Edge Computing, IoT and Data Breaches
In the era of high demand on data storage and organization, one of the most employed methods by firms to consolidate resources is edge computing.
Edge computing is a method of optimizing cloud computing systems by performing data processing at the “edge”, the logical fringes of a network using computers and other devices that are not continuously connected, such as laptops or even smart phones. The advantage of this approach is that the cyber distance between the source of the information and the cloud data center is diminished, and the bandwidth demands are significantly less. Instead of all nodes relying on receiving their data from a central location, devices in the edge are able to transfer data between themselves directly.
The method was once upon a time only available to large organizations, with means to create data clusters with the requisite hardware. Today, with the proliferation of relatively cheap devices, this option is open to even small firms, allowing these companies to deal with large quantities of clouded data efficiently by reducing transmission costs as well as the time it takes for data to move from one source to another.

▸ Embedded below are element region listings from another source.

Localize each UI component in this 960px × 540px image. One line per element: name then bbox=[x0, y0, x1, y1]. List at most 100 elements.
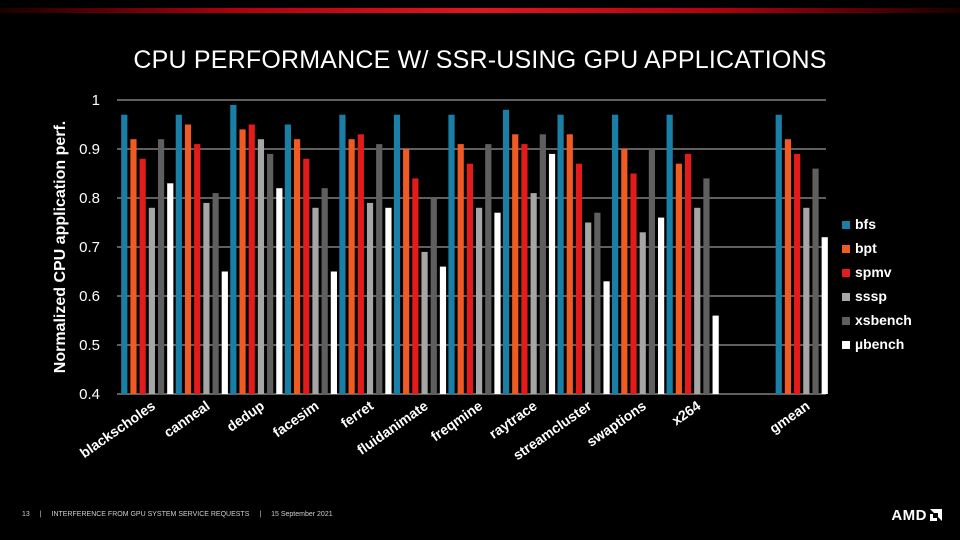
bar-spmv-freqmine bbox=[466, 163, 473, 394]
y-tick-label-3: 0.7 bbox=[79, 239, 100, 256]
bar-spmv-streamcluster bbox=[575, 163, 583, 394]
x-tick-label-swaptions: swaptions bbox=[584, 397, 649, 449]
footer-date: 15 September 2021 bbox=[271, 511, 333, 518]
amd-arrow-icon bbox=[930, 509, 942, 521]
bar-bfs-freqmine bbox=[448, 114, 455, 394]
legend-label-bpt: bpt bbox=[855, 240, 877, 256]
y-axis-label: Normalized CPU application perf. bbox=[52, 121, 69, 373]
bar-xsbench-ferret bbox=[376, 144, 383, 394]
bar-bfs-x264 bbox=[666, 114, 673, 394]
bar-bpt-x264 bbox=[675, 163, 682, 394]
y-tick-label-1: 0.9 bbox=[79, 141, 100, 158]
bar-bfs-blackscholes bbox=[121, 114, 128, 394]
bar-bfs-streamcluster bbox=[557, 114, 564, 394]
x-tick-label-facesim: facesim bbox=[270, 397, 322, 440]
page-number: 13 bbox=[22, 511, 30, 518]
bar-ubench-raytrace bbox=[548, 153, 556, 394]
bar-bpt-streamcluster bbox=[566, 134, 573, 395]
amd-logo: AMD bbox=[891, 507, 942, 524]
bar-bpt-freqmine bbox=[457, 144, 464, 394]
x-tick-label-blackscholes: blackscholes bbox=[77, 397, 158, 461]
slide-title: CPU PERFORMANCE W/ SSR-USING GPU APPLICA… bbox=[133, 46, 827, 74]
bar-ubench-freqmine bbox=[494, 212, 501, 394]
legend-swatch-bfs bbox=[842, 221, 850, 229]
bar-spmv-ferret bbox=[357, 134, 364, 395]
bar-sssp-x264 bbox=[694, 207, 701, 394]
bar-bpt-dedup bbox=[239, 129, 246, 394]
x-tick-label-ferret: ferret bbox=[338, 397, 377, 431]
top-accent-bar bbox=[0, 8, 960, 13]
bar-sssp-dedup bbox=[257, 139, 265, 394]
bar-xsbench-swaptions bbox=[648, 149, 656, 394]
bar-bfs-dedup bbox=[230, 104, 237, 395]
y-tick-label-0: 1 bbox=[92, 92, 100, 109]
bar-ubench-x264 bbox=[712, 315, 719, 394]
bar-ubench-swaptions bbox=[658, 217, 665, 394]
legend-label-sssp: sssp bbox=[855, 288, 887, 304]
x-tick-label-dedup: dedup bbox=[223, 397, 267, 434]
x-tick-label-x264: x264 bbox=[669, 397, 704, 428]
footer-separator: | bbox=[39, 511, 42, 518]
bar-bfs-gmean bbox=[775, 114, 782, 394]
bar-sssp-swaptions bbox=[639, 232, 646, 394]
bar-spmv-x264 bbox=[684, 153, 692, 394]
footer-text: INTERFERENCE FROM GPU SYSTEM SERVICE REQ… bbox=[51, 511, 250, 518]
bar-spmv-swaptions bbox=[630, 173, 637, 394]
bar-bpt-ferret bbox=[348, 139, 355, 394]
bar-spmv-dedup bbox=[248, 124, 255, 394]
bar-ubench-canneal bbox=[221, 271, 228, 394]
legend-swatch-sssp bbox=[842, 293, 850, 301]
bar-bfs-swaptions bbox=[612, 114, 619, 394]
amd-logo-text: AMD bbox=[891, 507, 927, 524]
bar-sssp-canneal bbox=[203, 202, 210, 394]
bar-xsbench-gmean bbox=[812, 168, 819, 394]
bar-sssp-fluidanimate bbox=[421, 251, 428, 394]
legend-swatch-bpt bbox=[842, 245, 850, 253]
bar-ubench-streamcluster bbox=[603, 281, 610, 394]
y-tick-label-2: 0.8 bbox=[79, 190, 100, 207]
y-tick-label-4: 0.6 bbox=[79, 288, 100, 305]
bar-xsbench-canneal bbox=[212, 193, 219, 394]
bar-spmv-canneal bbox=[194, 144, 201, 394]
bar-ubench-blackscholes bbox=[167, 183, 174, 394]
y-tick-label-6: 0.4 bbox=[79, 386, 100, 403]
bar-ubench-dedup bbox=[276, 188, 283, 394]
bar-bfs-canneal bbox=[175, 114, 182, 394]
bar-xsbench-fluidanimate bbox=[430, 198, 437, 394]
bar-bfs-ferret bbox=[339, 114, 346, 394]
bar-ubench-facesim bbox=[330, 271, 337, 394]
bar-sssp-gmean bbox=[803, 207, 810, 394]
bar-sssp-freqmine bbox=[476, 207, 483, 394]
bar-bfs-fluidanimate bbox=[393, 114, 401, 394]
bar-spmv-raytrace bbox=[521, 144, 528, 394]
bar-bfs-raytrace bbox=[502, 109, 510, 395]
legend-label-ubench: µbench bbox=[855, 336, 904, 352]
bar-spmv-fluidanimate bbox=[412, 178, 419, 394]
legend-swatch-xsbench bbox=[842, 317, 850, 325]
bar-bpt-raytrace bbox=[512, 134, 519, 395]
bar-xsbench-x264 bbox=[703, 178, 710, 394]
bar-xsbench-dedup bbox=[267, 153, 274, 394]
bar-sssp-blackscholes bbox=[148, 207, 155, 394]
bar-sssp-facesim bbox=[312, 207, 319, 394]
bar-xsbench-freqmine bbox=[485, 144, 492, 394]
legend-swatch-spmv bbox=[842, 269, 850, 277]
y-tick-label-5: 0.5 bbox=[79, 337, 100, 354]
footer: 13 | INTERFERENCE FROM GPU SYSTEM SERVIC… bbox=[22, 511, 341, 518]
x-tick-label-canneal: canneal bbox=[161, 397, 213, 440]
bar-bfs-facesim bbox=[284, 124, 291, 394]
bar-spmv-gmean bbox=[794, 153, 801, 394]
footer-separator-2: | bbox=[259, 511, 262, 518]
bar-xsbench-facesim bbox=[321, 188, 328, 394]
bar-bpt-fluidanimate bbox=[403, 149, 410, 394]
bar-xsbench-streamcluster bbox=[594, 212, 601, 394]
bar-bpt-swaptions bbox=[621, 149, 628, 394]
bar-sssp-ferret bbox=[366, 202, 374, 394]
bar-bpt-blackscholes bbox=[130, 139, 137, 394]
bar-bpt-gmean bbox=[784, 139, 792, 394]
x-tick-label-gmean: gmean bbox=[766, 397, 812, 436]
bar-sssp-streamcluster bbox=[585, 222, 592, 394]
bar-bpt-canneal bbox=[184, 124, 192, 394]
bar-spmv-blackscholes bbox=[139, 158, 146, 394]
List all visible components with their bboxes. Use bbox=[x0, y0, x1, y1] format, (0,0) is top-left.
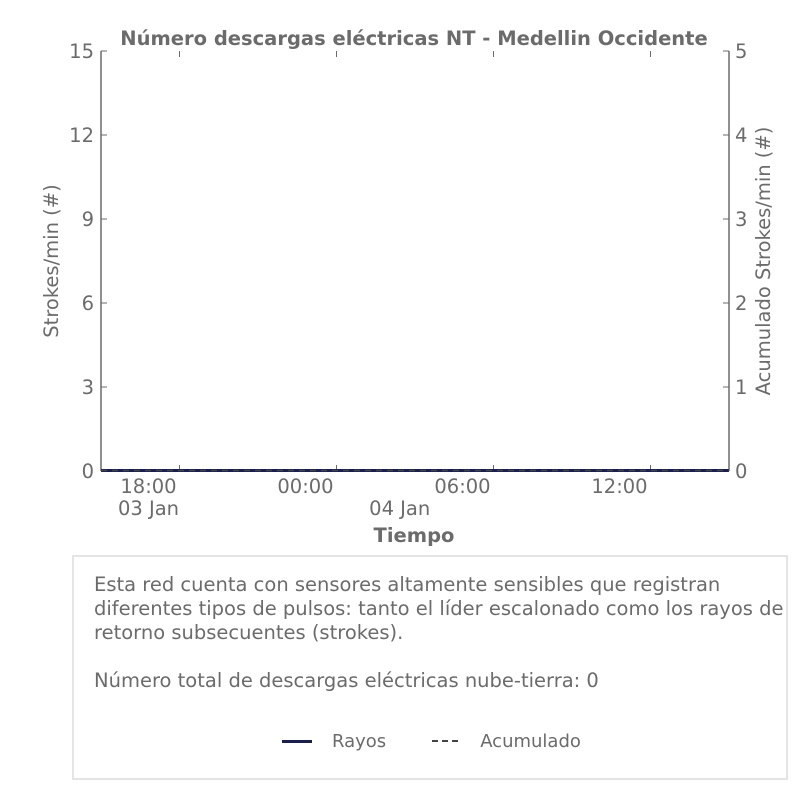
y-axis-right: 0 1 2 3 4 5 bbox=[723, 40, 747, 483]
y-axis-label-left: Strokes/min (#) bbox=[40, 184, 63, 337]
info-box: Esta red cuenta con sensores altamente s… bbox=[72, 555, 788, 780]
y-tick-label-left: 12 bbox=[69, 124, 94, 147]
legend: Rayos Acumulado bbox=[282, 729, 581, 753]
y-tick-label-left: 15 bbox=[69, 40, 94, 63]
plot-area bbox=[100, 51, 730, 472]
legend-line-acumulado bbox=[432, 740, 459, 742]
y-tick-label-left: 9 bbox=[82, 208, 94, 231]
x-tick-label: 06:00 bbox=[434, 475, 490, 498]
y-axis-label-right: Acumulado Strokes/min (#) bbox=[752, 127, 775, 396]
y-tick-label-right: 2 bbox=[735, 292, 747, 315]
y-tick-label-left: 6 bbox=[82, 292, 94, 315]
x-axis: 18:00 00:00 06:00 12:00 03 Jan 04 Jan bbox=[118, 51, 651, 520]
x-tick-label: 00:00 bbox=[277, 475, 333, 498]
y-tick-label-right: 0 bbox=[735, 460, 747, 483]
x-date-label: 03 Jan bbox=[118, 497, 179, 520]
legend-label-rayos: Rayos bbox=[332, 730, 387, 752]
info-total: Número total de descargas eléctricas nub… bbox=[94, 669, 599, 692]
y-tick-label-left: 3 bbox=[82, 376, 94, 399]
y-tick-label-right: 5 bbox=[735, 40, 747, 63]
legend-line-rayos bbox=[282, 739, 312, 743]
info-description: Esta red cuenta con sensores altamente s… bbox=[94, 573, 784, 644]
x-tick-label: 18:00 bbox=[120, 475, 176, 498]
x-axis-label: Tiempo bbox=[374, 524, 455, 547]
y-tick-label-right: 1 bbox=[735, 376, 747, 399]
lightning-chart: Número descargas eléctricas NT - Medelli… bbox=[40, 27, 775, 547]
y-tick-label-left: 0 bbox=[82, 460, 94, 483]
chart-title: Número descargas eléctricas NT - Medelli… bbox=[120, 27, 707, 50]
y-axis-left: 0 3 6 9 12 15 bbox=[69, 40, 107, 483]
x-date-label: 04 Jan bbox=[369, 497, 430, 520]
legend-label-acumulado: Acumulado bbox=[480, 730, 581, 752]
y-tick-label-right: 3 bbox=[735, 208, 747, 231]
y-tick-label-right: 4 bbox=[735, 124, 747, 147]
x-tick-label: 12:00 bbox=[591, 475, 647, 498]
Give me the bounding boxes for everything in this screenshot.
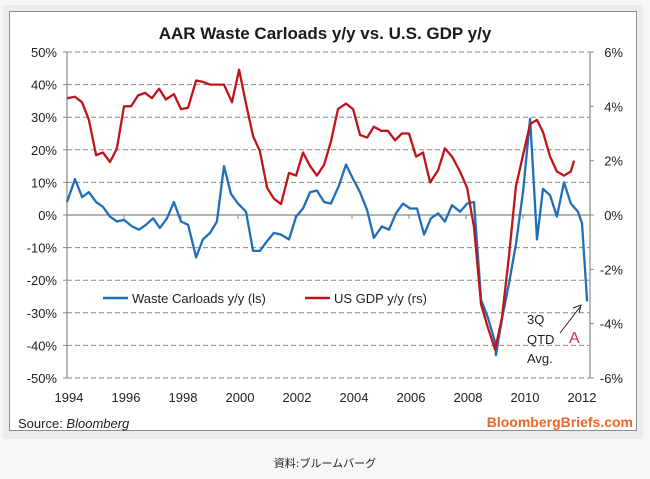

Security is also a factor.
Edge computing is in many ways safer than centralized computing that involves the extra step of incorporating a central cloud. When data on an IoT device is transferred to the cloud for analysis, it could be compromised in transit, or hacked while at rest in cloud storage. With edge computing, small amounts of data are distributed across multiple devices and platforms that remain under the organization’s control.
Indeed many observers have asserted that with the sheer volume of devices connected to the Internet of Things (IoT) the direction of the tech industry is moving rapidly toward the “edge paradigm” as opposed to the centralized or cloud model.
So what are the downsides?
Despite the logistical and security advantages, for a firm dealing with highly sensitive data, the idea of storing information using an networked data platform made up of countless devices sets off alarms. Edge computing essentially depends on devices that are not as secure as centrally located computers.
So how can we have the best of both worlds?
For a company that wants to maintain centralization for the most sensitive data, but the advantages that the trend in edge computing promises, GTB Core DLP provides the balanced solution.
GTB's DLP that WorksTM platform manages data flow within the connections between a central server and all of its connected nodes with artificial intelligent security protocol algorithms, that adapt to a system in order to maintain security without compromising efficiency. GTB DLP monitors at the fuel range of edge nodes including local PC’s external databases, other linked clouds such as Google Drive, and file share programs like Dropbox and others.
Security does not have to come at the cost of efficiency. GTB's DLP that WorksTM platform gives a firm the ability to maintain centralized security, while achieving the benefits of incorporating devices at the edge of their network in the organization and control the flow of their data.